As B2B buyers take more control of their purchasing journey, they enter and exit the sales pipeline at various points in the buying process. In just a couple of clicks, buyers can now discover how other companies have solved similar problems, get recommendations on which vendors might be able to help, compare products/services, get relevant reviews, and even receive pricing. In most cases, they can do all of this without having to talk to a single sales rep.
More and more buyers are taking to this online, self-serve approach because it’s more efficient to troubleshoot their own problems, get answers to their buying questions, and most importantly form opinions in a non-biased way.
The traditional “linear” sales funnel in which everyone enters the sales process at the top of the funnel and follows a similar buying experience no longer exists in most B2B industries.
In fact, the new sales funnel is not a funnel at all; it is a complex web of individual buyer paths intersecting at various sales and marketing touchpoints.

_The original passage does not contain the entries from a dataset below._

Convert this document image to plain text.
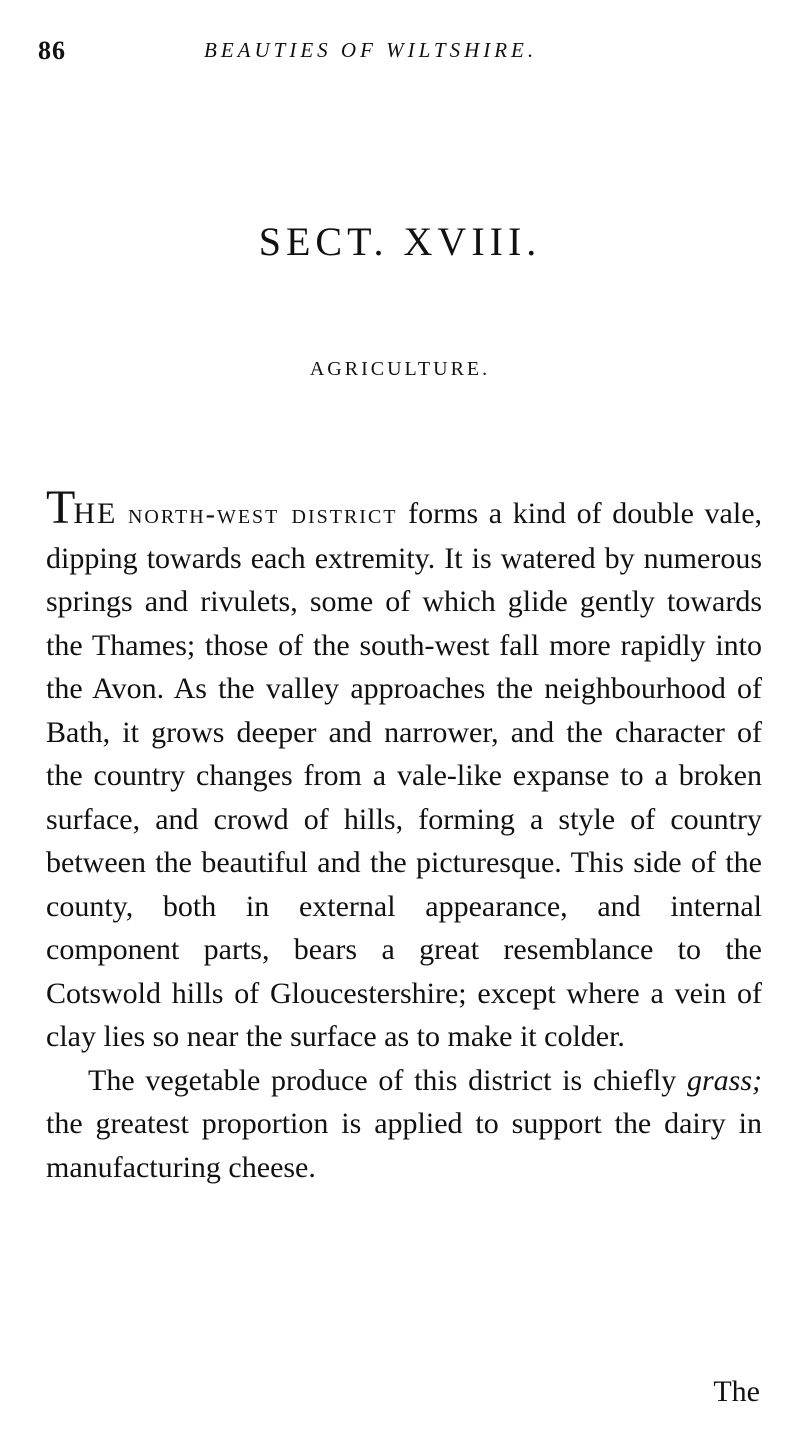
86	BEAUTIES OF WILTSHIRE.
SECT. XVIII.
AGRICULTURE.

THE north-west district forms a kind of double vale, dipping towards each extremity. It is watered by numerous springs and rivulets, some of which glide gently towards the Thames; those of the south-west fall more rapidly into the Avon. As the valley approaches the neighbourhood of Bath, it grows deeper and narrower, and the character of the country changes from a vale-like expanse to a broken surface, and crowd of hills, forming a style of country between the beautiful and the picturesque. This side of the county, both in external appearance, and internal component parts, bears a great resemblance to the Cotswold hills of Gloucestershire; except where a vein of clay lies so near the surface as to make it colder.

The vegetable produce of this district is chiefly grass; the greatest proportion is applied to support the dairy in manufacturing cheese.

The
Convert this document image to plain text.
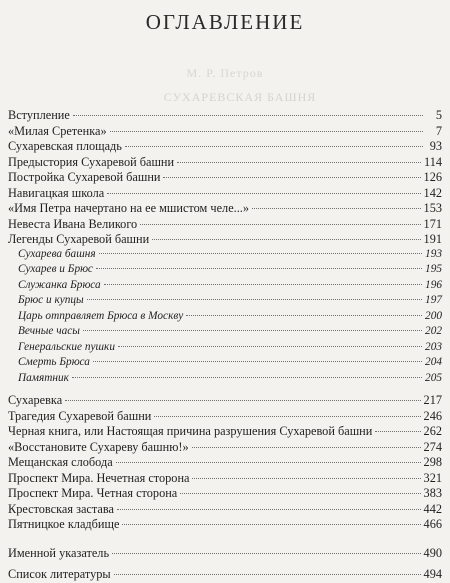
ОГЛАВЛЕНИЕ
М. Р. Петров
СУХАРЕВСКАЯ БАШНЯ
Вступление	5
«Милая Сретенка»	7
Сухаревская площадь	93
Предыстория Сухаревой башни	114
Постройка Сухаревой башни	126
Навигацкая школа	142
«Имя Петра начертано на ее мшистом челе...»	153
Невеста Ивана Великого	171
Легенды Сухаревой башни	191
Сухарева башня	193
Сухарев и Брюс	195
Служанка Брюса	196
Брюс и купцы	197
Царь отправляет Брюса в Москву	200
Вечные часы	202
Генеральские пушки	203
Смерть Брюса	204
Памятник	205
Сухаревка	217
Трагедия Сухаревой башни	246
Черная книга, или Настоящая причина разрушения Сухаревой башни	262
«Восстановите Сухареву башню!»	274
Мещанская слобода	298
Проспект Мира. Нечетная сторона	321
Проспект Мира. Четная сторона	383
Крестовская застава	442
Пятницкое кладбище	466
Именной указатель	490
Список литературы	494
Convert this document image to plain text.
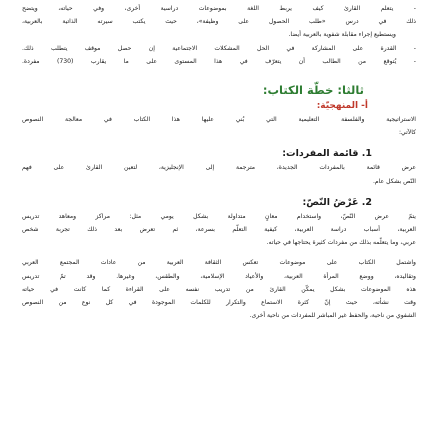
- يتعلم القارئ كيف يربط اللغة بموضوعات دراسية أخرى، وفي حياته، ويتضح

ذلك في درس «طلب الحصول على وظيفة»، حيث يكتب سيرته الذاتية بالعربية،

ويستطيع إجراء مقابلة شفوية بالعربية أيضا.

- القدرة على المشاركة في الحل المشكلات الاجتماعية إن حصل موقف يتطلب ذلك.

- يُتوقع من الطالب أن يتعرّف في هذا المستوى على ما يقارب (730) مفردة.

ثالثا: خطّة الكتاب:
أ- المنهجيّة:

الاستراتيجية والفلسفة التعليمية التي بُني عليها هذا الكتاب في معالجة النصوص

كالآتي:

1. قائمة المفردات:

عرض قائمة بالمفردات الجديدة، مترجمة إلى الإنجليزية، لتعين القارئ على فهم

النّص بشكل عام.

2. عَرْضُ النّصّ:

يتمّ عرض النّصّ، واستخدام معانٍ متداولة بشكل يومي مثل: مراكز ومعاهد تدريس

العربية، أسباب دراسة العربية، كيفية التعلّم بسرعة، ثم تعرض بعد ذلك تجربة شخص

عربي، وما يتعلّمه بذلك من مفردات كثيرة يحتاجها في حياته.

واشتمل الكتاب على موضوعات تعكس الثقافة العربية من عادات المجتمع العربي

وتقاليده، ووضع المرأة العربية، والأعياد الإسلامية، والطقس، وغيرها. وقد تمّ تدريس

هذه الموضوعات بشكل يمكّن القارئ من تدريب نفسه على القراءة كما كانت في حياته

وقت نشأته، حيث إنّ كثرة الاستماع والتكرار للكلمات الموجودة في كل نوع من النصوص

الشفوي من ناحية، والحفظ غير المباشر للمفردات من ناحية أخرى.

The below infographic illustrates this new reality for sales organizations and visualizes the new buyer paths leveraging online, social, and third-party information before prospects engage with sales. According to CEB, on average B2B buyers are 57% through their buying journey before ever engaging with a sales rep.
So, it’s time to finally lay our sales funnel to rest and welcome this new sales journey. Sales teams will have to create new sales roles, involve marketing, and embrace technology to help unravel the complexity of this new sales reality.